Perhaps Diana was leaping to the conclusion she was meant to. Someone in the circle could have learned that someone was looking for a woman with a bee pin. It could have been placed there to implicate Catherine and Brenda both. Brenda could be lying dead somewhere, too, masked by a similar spell.
She scanned, but found nothing on or around the body that would explain the masking spell. Which meant there had to be something under her. She fished out the leather gloves from her back pocket and put them on, then lifted the right leg near the booted foot, looking for symbols drawn underneath. But the floor was bare. She put the leg down and then noticed the stickiness of her glove. It was tacky with drying blood.

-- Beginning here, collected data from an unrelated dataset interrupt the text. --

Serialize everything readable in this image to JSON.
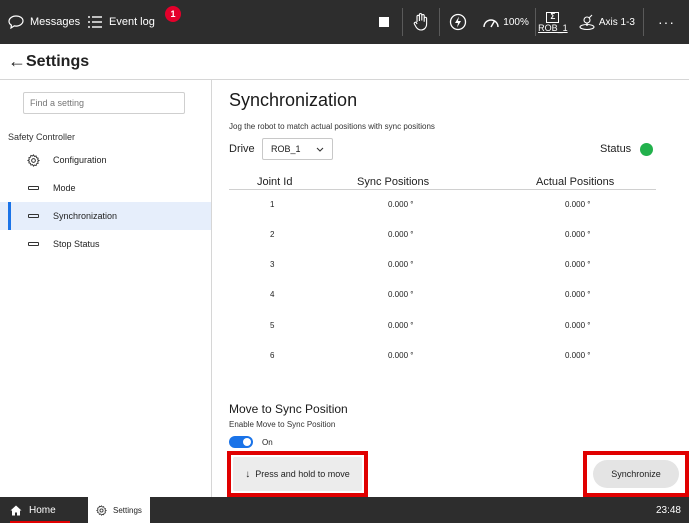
{
  "topbar": {
    "messages_label": "Messages",
    "event_log_label": "Event log",
    "event_log_badge": "1",
    "speed_label": "100%",
    "robot_label": "ROB_1",
    "axis_label": "Axis 1-3",
    "more_label": "···"
  },
  "titlebar": {
    "back_icon": "arrow-left-icon",
    "title": "Settings"
  },
  "sidebar": {
    "search_placeholder": "Find a setting",
    "section_label": "Safety Controller",
    "items": [
      {
        "label": "Configuration",
        "icon": "gear-icon",
        "active": false
      },
      {
        "label": "Mode",
        "icon": "rectangle-icon",
        "active": false
      },
      {
        "label": "Synchronization",
        "icon": "rectangle-icon",
        "active": true
      },
      {
        "label": "Stop Status",
        "icon": "rectangle-icon",
        "active": false
      }
    ]
  },
  "main": {
    "title": "Synchronization",
    "subtitle": "Jog the robot to match actual positions with sync positions",
    "drive_label": "Drive",
    "drive_value": "ROB_1",
    "status_label": "Status",
    "status_color": "#22b14c",
    "table": {
      "headers": [
        "Joint Id",
        "Sync Positions",
        "Actual Positions"
      ],
      "rows": [
        [
          "1",
          "0.000 °",
          "0.000 °"
        ],
        [
          "2",
          "0.000 °",
          "0.000 °"
        ],
        [
          "3",
          "0.000 °",
          "0.000 °"
        ],
        [
          "4",
          "0.000 °",
          "0.000 °"
        ],
        [
          "5",
          "0.000 °",
          "0.000 °"
        ],
        [
          "6",
          "0.000 °",
          "0.000 °"
        ]
      ]
    },
    "move_title": "Move to Sync Position",
    "move_subtitle": "Enable Move to Sync Position",
    "toggle_label": "On",
    "toggle_on": true,
    "press_button_label": "Press and hold to move",
    "sync_button_label": "Synchronize",
    "highlight_color": "#e00000"
  },
  "bottombar": {
    "home_label": "Home",
    "settings_label": "Settings",
    "time": "23:48"
  }
}
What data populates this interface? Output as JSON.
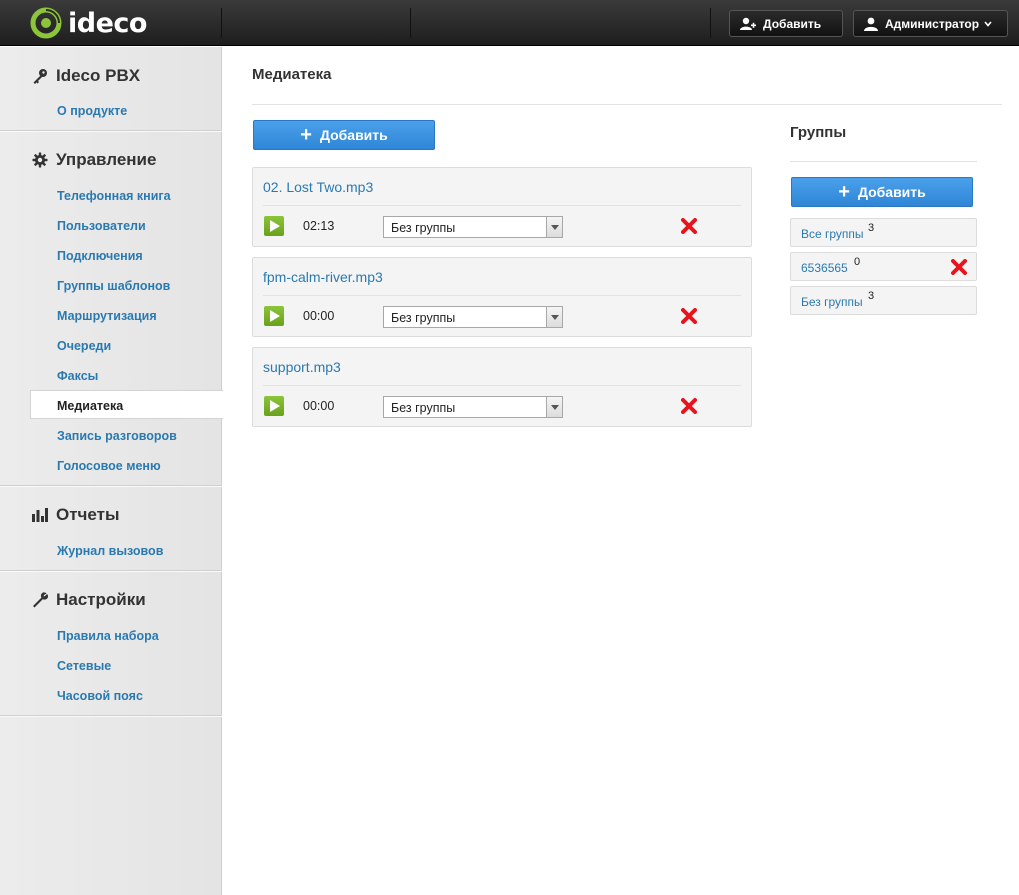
{
  "header": {
    "logo_text": "ideco",
    "add_label": "Добавить",
    "user_label": "Администратор"
  },
  "sidebar": {
    "sections": [
      {
        "title": "Ideco PBX",
        "icon": "key-icon",
        "items": [
          "О продукте"
        ]
      },
      {
        "title": "Управление",
        "icon": "gear-icon",
        "items": [
          "Телефонная книга",
          "Пользователи",
          "Подключения",
          "Группы шаблонов",
          "Маршрутизация",
          "Очереди",
          "Факсы",
          "Медиатека",
          "Запись разговоров",
          "Голосовое меню"
        ]
      },
      {
        "title": "Отчеты",
        "icon": "bar-chart-icon",
        "items": [
          "Журнал вызовов"
        ]
      },
      {
        "title": "Настройки",
        "icon": "wrench-icon",
        "items": [
          "Правила набора",
          "Сетевые",
          "Часовой пояс"
        ]
      }
    ],
    "active_item": "Медиатека"
  },
  "main": {
    "title": "Медиатека",
    "add_label": "Добавить",
    "files": [
      {
        "name": "02. Lost Two.mp3",
        "duration": "02:13",
        "group": "Без группы"
      },
      {
        "name": "fpm-calm-river.mp3",
        "duration": "00:00",
        "group": "Без группы"
      },
      {
        "name": "support.mp3",
        "duration": "00:00",
        "group": "Без группы"
      }
    ]
  },
  "groups": {
    "title": "Группы",
    "add_label": "Добавить",
    "items": [
      {
        "label": "Все группы",
        "count": "3",
        "deletable": false
      },
      {
        "label": "6536565",
        "count": "0",
        "deletable": true
      },
      {
        "label": "Без группы",
        "count": "3",
        "deletable": false
      }
    ]
  },
  "colors": {
    "accent": "#2f86d6",
    "link": "#2a7ab0",
    "play": "#7ab32a",
    "delete": "#e8141c"
  }
}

She picked up the leg again and checked the underside. Even though the pool of blood didn’t reach down past her waist, the entire calf was coated with blood.
Pulling back the cloth took some effort. It was stuck to the skin, but once she’d separated it, the carving was clear. An unfamiliar rune had been cut into the skin behind the back of the ankle.
Well, that was overkill. A carving in the wood would have sufficed. Diana seriously doubted it was a case of them not knowing any better. Whoever cast this spell had enjoyed inflicting the maximum amount of damage possible.